ExxonMobil urges more gas investment

22nd March 2023 By: Esmarie Iannucci - Creamer Media Senior Deputy Editor: Australasia

PERTH (miningweekly.com) – The Victorian and New South Wales governments were facing a "challenge" to secure gas supplies without lifting existing moratoriums on new production, federal Resources Minister Madeleine King conceded this week.

In response to a question during an interview with ABC Radio regarding the Victorian government needing to lift the moratorium of gas production from certain fields, King said it was up to the state governments to take those decisions.

“It’s really up to the Victorian government to decide how they will pursue energy security for manufacturing and domestic consumers. And I respect the efforts of the Victorian government, which have been really superb, to introduce offshore wind, onshore wind and solar. But they’ve clearly got a challenge, as has New South Wales.”

The Minister’s comments come days after ExxonMobil Australia commercial director David Berman told delegates at the Australian Domestic Gas Outlook conference that new gas production would be needed to meet demand in southern Australia.

“It has been encouraging to see some governments and regulators acknowledge that it is not possible to send more Queensland gas to the southern states at the time it is needed most. Peak southern state winter demand exceeds 2 000 TJ/d and the pipeline infrastructure which connects Queensland to the southern states already largely operates at full capacity moving gas south during winter.

“Today we have a three-lane highway that can move gas from Queensland to the southern states and committed upgrades mean that by winter next year it will be a four-lane highway. But just keeping up with the forecast decline in southern state production requires adding another lane every year for the next decade. That is not economic, nor is it even possible, and so because pipelines from Queensland at full capacity can supply less than 20% of peak southern state demand it is clear investing in new sources of gas supply to the southern states is the only sustainable way to both ensure reliable supply and apply downward pressure on price,” Berman said.

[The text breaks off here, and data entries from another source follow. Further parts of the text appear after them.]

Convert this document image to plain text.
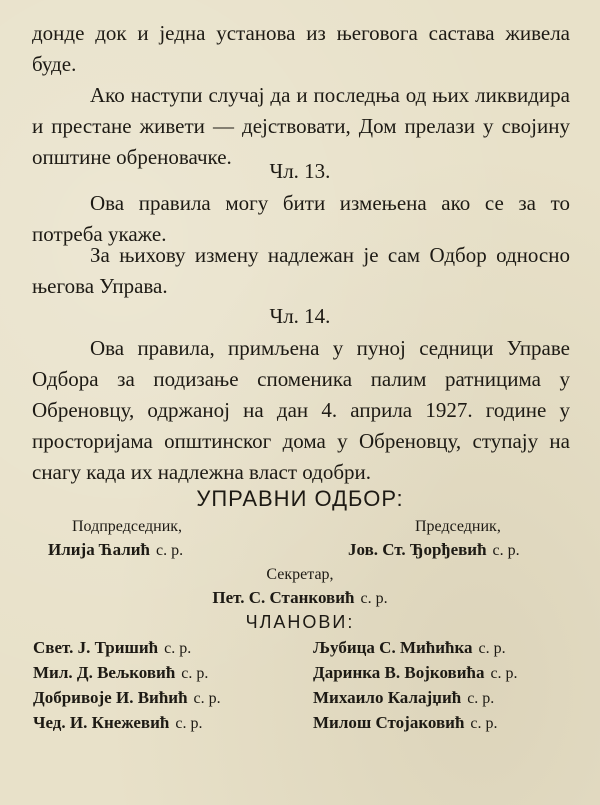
донде док и једна установа из његовога састава живела буде.

Ако наступи случај да и последња од њих ликвидира и престане живети — дејствовати, Дом прелази у својину општине обреновачке.

Чл. 13.

Ова правила могу бити измењена ако се за то потреба укаже.

За њихову измену надлежан је сам Одбор односно његова Управа.

Чл. 14.

Ова правила, примљена у пуној седници Управе Одбора за подизање споменика палим ратницима у Обреновцу, одржаној на дан 4. априла 1927. године у просторијама општинског дома у Обреновцу, ступају на снагу када их надлежна власт одобри.

УПРАВНИ ОДБОР:

Подпредседник,

Илија Ћалић с. р.

Председник,

Јов. Ст. Ђорђевић с. р.

Секретар,

Пет. С. Станковић с. р.

ЧЛАНОВИ:

Свет. Ј. Тришић с. р.
Мил. Д. Вељковић с. р.
Добривоје И. Вићић с. р.
Чед. И. Кнежевић с. р.
Љубица С. Мићићка с. р.
Даринка В. Војковића с. р.
Михаило Калајџић с. р.
Милош Стојаковић с. р.
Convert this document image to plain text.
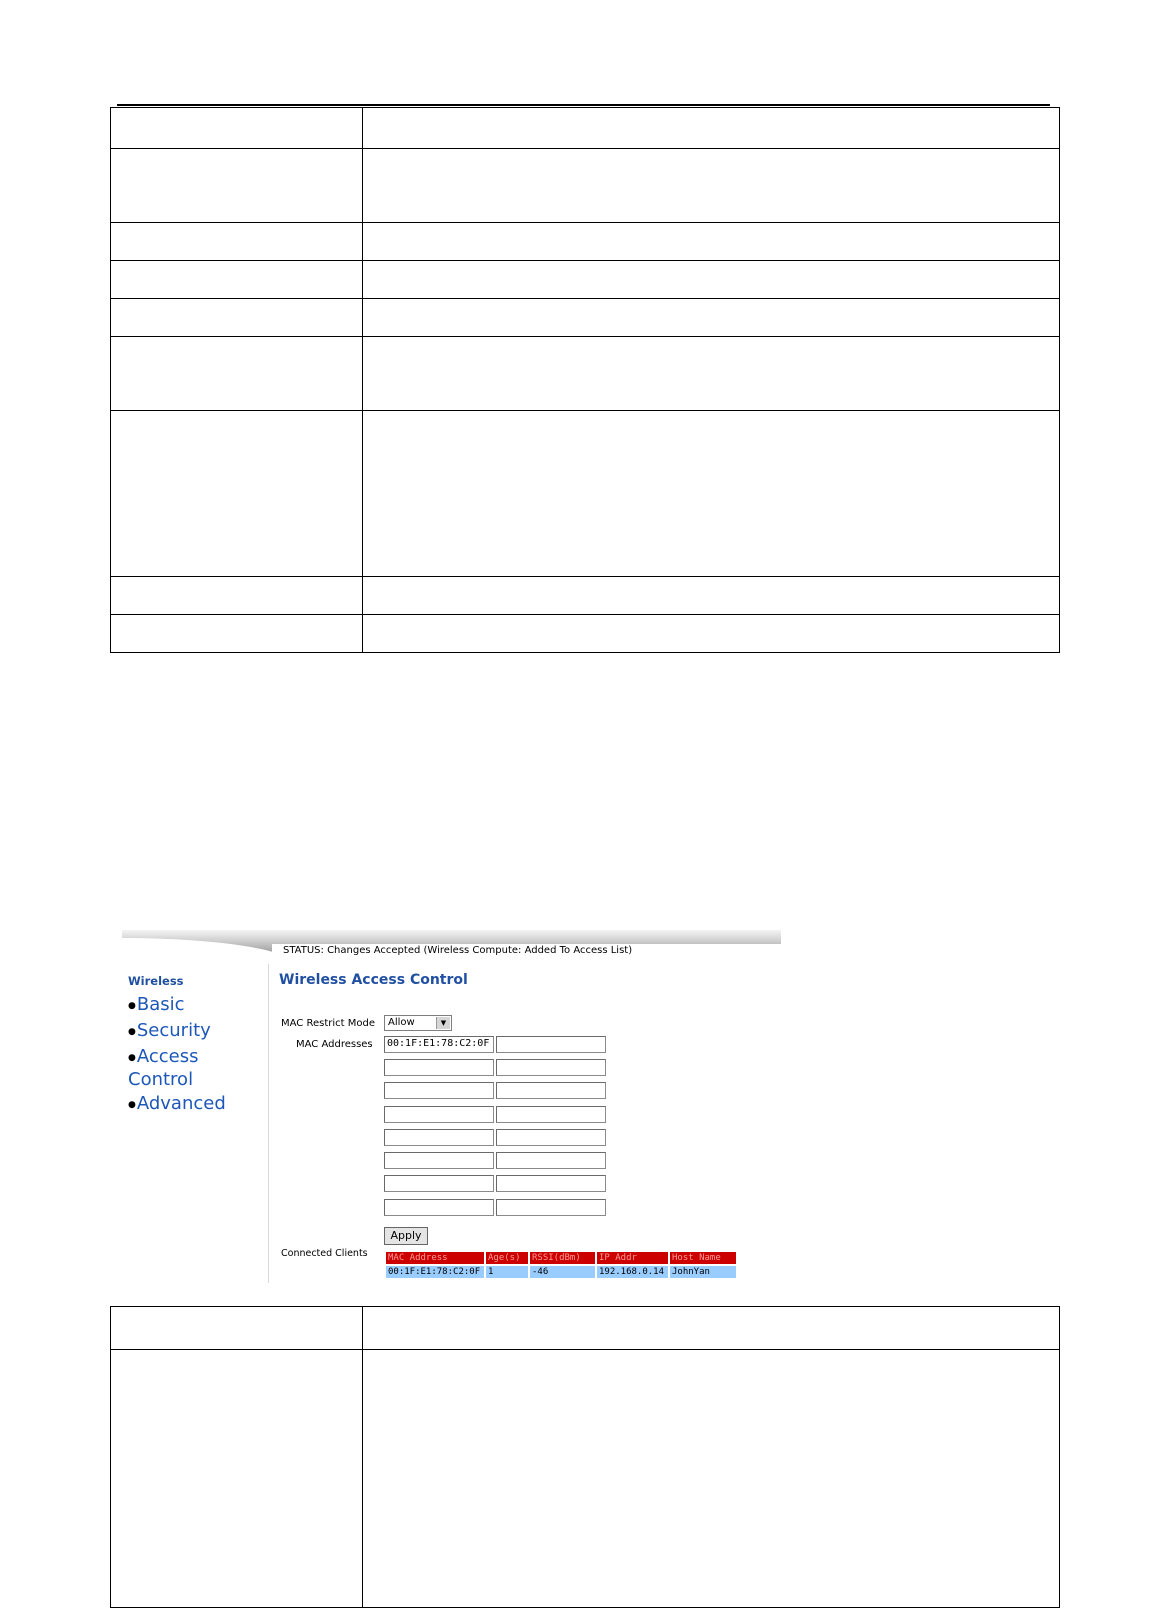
STATUS: Changes Accepted (Wireless Compute: Added To Access List)
Wireless
●Basic
●Security
●Access
Control
●Advanced
Wireless Access Control
MAC Restrict Mode Allow	▼
MAC Addresses	00:1F:E1:78:C2:0F
Apply
Connected Clients MAC Address	Age(s)	RSSI(dBm)	IP Addr	Host Name
00:1F:E1:78:C2:0F	1	-46	192.168.0.14	JohnYan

Berman said that by 2027, recently executed projects, projects currently in execution and currently unsanctioned projects all exceed by a wide margin the incremental capacity of the gas that could be delivered to the South-East Australia gas market from announced South West Queensland Pipeline and Moomba to Sydney Pipeline expansions.

However, the most material contribution to daily capacity in 2027 currently remains unsanctioned.

“While the recent, current and possible future investments in domestic gas supply by ExxonMobil and our joint venture partners have been and will remain critically important to the market, it is also the case that the broader supply-side response has been below expectation,” he said.

Berman said that one of the hurdles to investment was the delay in obtaining drilling permits.

“In the US, it takes one month or less to apply for and receive an onshore drilling permit, and less than two months to apply for and receive an offshore drilling permit. In Australia it takes 24 months for both, and it continues to head in the wrong direction.

“We support a careful and diligent approach to regulation, however, this unnecessary erosion of our national competitive advantage has implications beyond just gas markets and will make the energy transition more difficult and more expensive than it needs to be,” Berman said.

Berman has, meanwhile, warned that supply from the Gippsland Basin joint venture (JV) was waning without further development of the gasfield.

“Although the Gippsland Basin JV remains the largest supplier of gas to the east coast domestic market, offshore capacity continues to decline,” he said.

“Today we have 68 wells producing to six gas platforms supplying three onshore gas plants. We can still vary the offshore field mix to meet demand, and this has meant Longford has not had a day without production since 2017. But achieving this requires careful field management, and once Snapper is depleted, likely within the next 12 to 24 months, it will no longer be able to perform that vital role.

“As more legacy fields cease production in the future, we will need to continue to match onshore capacity with reduced offshore capacity, both to continue to produce gas at a competitive cost but also to maintain system process stability.

“By next winter we expect to have 36 wells producing to six gas platforms supplying two onshore gas plants, a 70% reduction in the number of producing wells since 2010.

“In the past, offshore capacity was provided by strong water drive fields. With the continued decline of water drive reservoirs such as Snapper and Barracouta the production system will also become more reliant on offshore compression.

“The consequence of these changes is the Gippsland Basin JV’s ability to step in and supply the market in the way it has in the past will be reduced,” Berman warned.